A unique instrument for the biggest telescope

In the present Universe, the Inter-Galactic Medium (IGM) is fully ionized and maintained so from the integrated ultraviolet emission from stars and Active Galactic Nuclei (AGN). Some 380,000 years after the Big Bang the temperature of the Universe was low enough that the IGM was neutral. Exactly when and how the Universe has been re-ionised is still unknown and a debated topic in modern astrophysics. From the Planck 2018 results (Aghanim et al. 2020) we have indication that the IGM may have been already half-ionized by z~9, and the spectra of high redshift quasars suggest that the re-ionization process was concluded already around z~6 (e.g. Fan et al. 2006).

The identification of the main ionizing sources has been elusive until know due to their faintness. Thanks to its larger collecting area, the ELT will allow us to push the search of these sources to much fainter magnitudes and higher redshifts, compared to the currently achieved with 8-10 m telescopes. The overarching goal is to derive a precise characterization of the ionisation state of the IGM during the first Gyr of the life of the Universe, to construct the timeline and topology of reionisation, and to observe the formation and growth of the first galaxies.
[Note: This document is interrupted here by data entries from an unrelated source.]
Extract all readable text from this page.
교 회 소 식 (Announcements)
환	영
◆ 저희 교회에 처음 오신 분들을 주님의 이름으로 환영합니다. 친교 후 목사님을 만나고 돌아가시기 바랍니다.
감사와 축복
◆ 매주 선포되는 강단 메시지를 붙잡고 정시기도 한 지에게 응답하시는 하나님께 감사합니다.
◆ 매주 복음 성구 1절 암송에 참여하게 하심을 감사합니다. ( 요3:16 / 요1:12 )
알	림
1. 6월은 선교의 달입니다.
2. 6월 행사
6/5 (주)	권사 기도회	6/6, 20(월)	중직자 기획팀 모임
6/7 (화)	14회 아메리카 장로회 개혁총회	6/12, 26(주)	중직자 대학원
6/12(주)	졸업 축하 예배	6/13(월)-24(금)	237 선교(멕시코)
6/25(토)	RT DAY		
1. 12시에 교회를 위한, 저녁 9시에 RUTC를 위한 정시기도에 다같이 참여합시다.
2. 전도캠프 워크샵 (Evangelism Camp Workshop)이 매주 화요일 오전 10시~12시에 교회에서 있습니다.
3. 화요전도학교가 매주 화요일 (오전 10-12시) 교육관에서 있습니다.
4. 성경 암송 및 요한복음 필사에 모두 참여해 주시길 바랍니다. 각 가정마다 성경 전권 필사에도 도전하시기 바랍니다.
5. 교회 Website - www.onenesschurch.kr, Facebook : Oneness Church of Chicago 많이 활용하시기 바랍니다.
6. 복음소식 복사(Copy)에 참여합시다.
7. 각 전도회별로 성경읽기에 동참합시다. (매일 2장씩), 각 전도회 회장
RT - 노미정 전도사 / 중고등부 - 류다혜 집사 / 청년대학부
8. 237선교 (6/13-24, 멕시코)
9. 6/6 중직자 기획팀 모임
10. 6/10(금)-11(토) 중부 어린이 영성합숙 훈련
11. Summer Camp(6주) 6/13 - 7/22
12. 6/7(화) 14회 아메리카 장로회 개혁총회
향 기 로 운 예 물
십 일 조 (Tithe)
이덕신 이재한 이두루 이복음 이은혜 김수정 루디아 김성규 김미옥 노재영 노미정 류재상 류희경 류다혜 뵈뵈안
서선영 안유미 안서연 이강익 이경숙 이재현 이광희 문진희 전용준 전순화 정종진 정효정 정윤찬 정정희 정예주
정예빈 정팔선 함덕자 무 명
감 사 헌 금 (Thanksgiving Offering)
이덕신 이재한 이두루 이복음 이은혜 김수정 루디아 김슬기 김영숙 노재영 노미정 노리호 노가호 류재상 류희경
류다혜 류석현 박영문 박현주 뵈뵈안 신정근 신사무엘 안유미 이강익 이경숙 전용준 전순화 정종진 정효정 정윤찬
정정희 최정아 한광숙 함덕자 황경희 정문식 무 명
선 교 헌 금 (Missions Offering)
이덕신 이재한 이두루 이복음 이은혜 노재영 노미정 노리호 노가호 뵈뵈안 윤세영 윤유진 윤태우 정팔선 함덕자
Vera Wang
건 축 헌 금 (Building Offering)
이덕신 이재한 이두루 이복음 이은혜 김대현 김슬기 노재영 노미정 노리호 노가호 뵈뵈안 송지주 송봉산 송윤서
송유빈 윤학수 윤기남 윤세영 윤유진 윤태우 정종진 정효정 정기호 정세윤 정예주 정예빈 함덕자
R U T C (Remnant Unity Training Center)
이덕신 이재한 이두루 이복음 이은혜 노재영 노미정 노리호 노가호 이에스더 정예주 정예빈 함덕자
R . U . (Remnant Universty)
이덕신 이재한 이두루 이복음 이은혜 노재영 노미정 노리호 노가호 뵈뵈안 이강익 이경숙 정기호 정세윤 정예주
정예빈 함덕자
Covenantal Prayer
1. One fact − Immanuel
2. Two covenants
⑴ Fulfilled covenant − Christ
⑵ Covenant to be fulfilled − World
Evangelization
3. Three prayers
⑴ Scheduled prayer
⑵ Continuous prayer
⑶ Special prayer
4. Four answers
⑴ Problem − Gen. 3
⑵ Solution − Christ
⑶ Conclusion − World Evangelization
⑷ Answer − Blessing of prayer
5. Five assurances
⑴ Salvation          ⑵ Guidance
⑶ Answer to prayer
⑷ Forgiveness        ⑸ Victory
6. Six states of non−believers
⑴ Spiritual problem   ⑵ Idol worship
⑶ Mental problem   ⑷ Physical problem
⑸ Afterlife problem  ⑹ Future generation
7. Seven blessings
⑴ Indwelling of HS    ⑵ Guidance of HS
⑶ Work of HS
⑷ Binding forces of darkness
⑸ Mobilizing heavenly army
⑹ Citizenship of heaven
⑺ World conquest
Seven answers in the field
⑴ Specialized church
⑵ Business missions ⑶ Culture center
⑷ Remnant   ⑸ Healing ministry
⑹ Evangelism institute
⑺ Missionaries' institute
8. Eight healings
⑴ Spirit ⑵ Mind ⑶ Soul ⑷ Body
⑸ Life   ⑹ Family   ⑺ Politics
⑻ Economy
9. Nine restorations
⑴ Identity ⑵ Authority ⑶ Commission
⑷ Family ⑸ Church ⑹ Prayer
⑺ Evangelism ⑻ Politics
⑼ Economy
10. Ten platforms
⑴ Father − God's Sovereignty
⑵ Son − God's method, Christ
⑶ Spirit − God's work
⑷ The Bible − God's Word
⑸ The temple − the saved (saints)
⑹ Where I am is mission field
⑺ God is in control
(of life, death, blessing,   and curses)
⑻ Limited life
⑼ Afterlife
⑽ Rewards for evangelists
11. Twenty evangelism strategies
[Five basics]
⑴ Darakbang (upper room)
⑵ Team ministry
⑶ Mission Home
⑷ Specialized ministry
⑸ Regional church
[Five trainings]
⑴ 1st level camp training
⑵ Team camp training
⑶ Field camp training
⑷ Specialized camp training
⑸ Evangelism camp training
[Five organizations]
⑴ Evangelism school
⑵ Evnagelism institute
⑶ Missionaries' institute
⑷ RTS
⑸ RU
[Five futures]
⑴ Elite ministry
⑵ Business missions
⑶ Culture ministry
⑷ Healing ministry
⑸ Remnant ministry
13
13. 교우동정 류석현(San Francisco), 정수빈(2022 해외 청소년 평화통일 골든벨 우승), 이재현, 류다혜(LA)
Very deep optical-to-near-IR spectroscopy to probe the UV rest-frame emission of galaxies in the early Universe is crucial to study these questions. Some of the fundamental questions and hot topics are:

  • Measurements of Ly-alpha emission in galaxies (i.e., fraction of Ly-alpha emitters in the Lyman break galaxy population, evolution of the Ly-alpha luminosity function with redshift, Ly-alpha equivalent width measurements and information from the detailed Ly-alpha line profile, see Dijkstra et al. 2013, Mesinger et al. 2015, Mason et al. 2018) provide crucial information on the ionization state of the IGM;
  • Overdensities of Ly-alpha emitters at z~7-8 (Castellano et al. 2016, Tilvi et al. 2020) providing the first evidence for overlapping reionized bubbles in the IGM, i.e. a hint of topology. Also, the detailed Ly-alpha line profile of z>>6 galaxies can constrain the properties of reionized bubbles in the early Universe (Haiman 2002, Mason & Gronke 2020);
  • One of key quantities to establish if galaxies reionized the Universe, is the measurement of escape fraction of Lyman continuum photons, fesc, which relies on measurements of the Ly-alpha line profile (121.6 nm), the MgII doublet line (280.7,280.9 nm), and UV low ionization absorption lines (e.g. SiII 126.0 nm) (Izotov et al. 2018, Verhamme et al. 2017, Reddy et al. 2018, Gazagnes et al. 2018, Chisholm et al. 2018, 2020). In contrast, no reliable method has yet been found to determine fesc from rest-frame optical spectra (see e.g. Plat et al. 2019, Wang et al. 2020);
  • UV absorption lines and nebular emission lines also provide fundamental information on the ISM of high-z galaxies, such as the geometry and properties of the gas (outflows, the presence of channels allowing LyC photon escape, gas density, and others), chemical abundances (C, O, and Si, e.g);
  • Spectroscopy of distant galaxies with 8-10m class telescopes reveal UV emission lines that require moderately metal-poor gas and a harder radiation field than is seen in galaxies at lower redshift (cf. review by Stark 2016). Several z>6 galaxies show the presence of CIV 154.8nm emission, others HeII 164 nm, [OIII] 166.7 nm, [CIII] 190.9 nm with varying intensities. However, both nebular CIV and HeII emission, requiring higher energies, is challenging to produce and their origin is intensely debated (e.g. Schaerer et al. 2018, Saxena et al. 2019). Spatially resolved studies in, e.g., HeII in emission will be essential to constrain the ionizing sources;
  • Structure formation can also be investigated at the epoch of reionisation by looking for proto-clusters (Toshikowa et al. 2014; Overzier et al. 2016). Spatially-resolving the galaxies and AGN, and studying the circum-galactic and inter-galactic medium (CGM and IGM) within these proto-clusters provides us a unique opportunity to witness the early formation, growth, and co-evolution of these structures on a huge range of spatial scales.
Many of these questions cannot be addressed with the JWST, e.g. since they require a) measurements of very faint emission lines (in the rest-optical), which will only be accessible for relatively bright sources with the JWST (i.e. not for the bulk of the population, see Vanzella et al. 2014), b) UV absorption line observations with R>~2000, c) faint rest-UV emission lines (with EWrest~1-10A), d) R>~2000 Lya line profile measurements.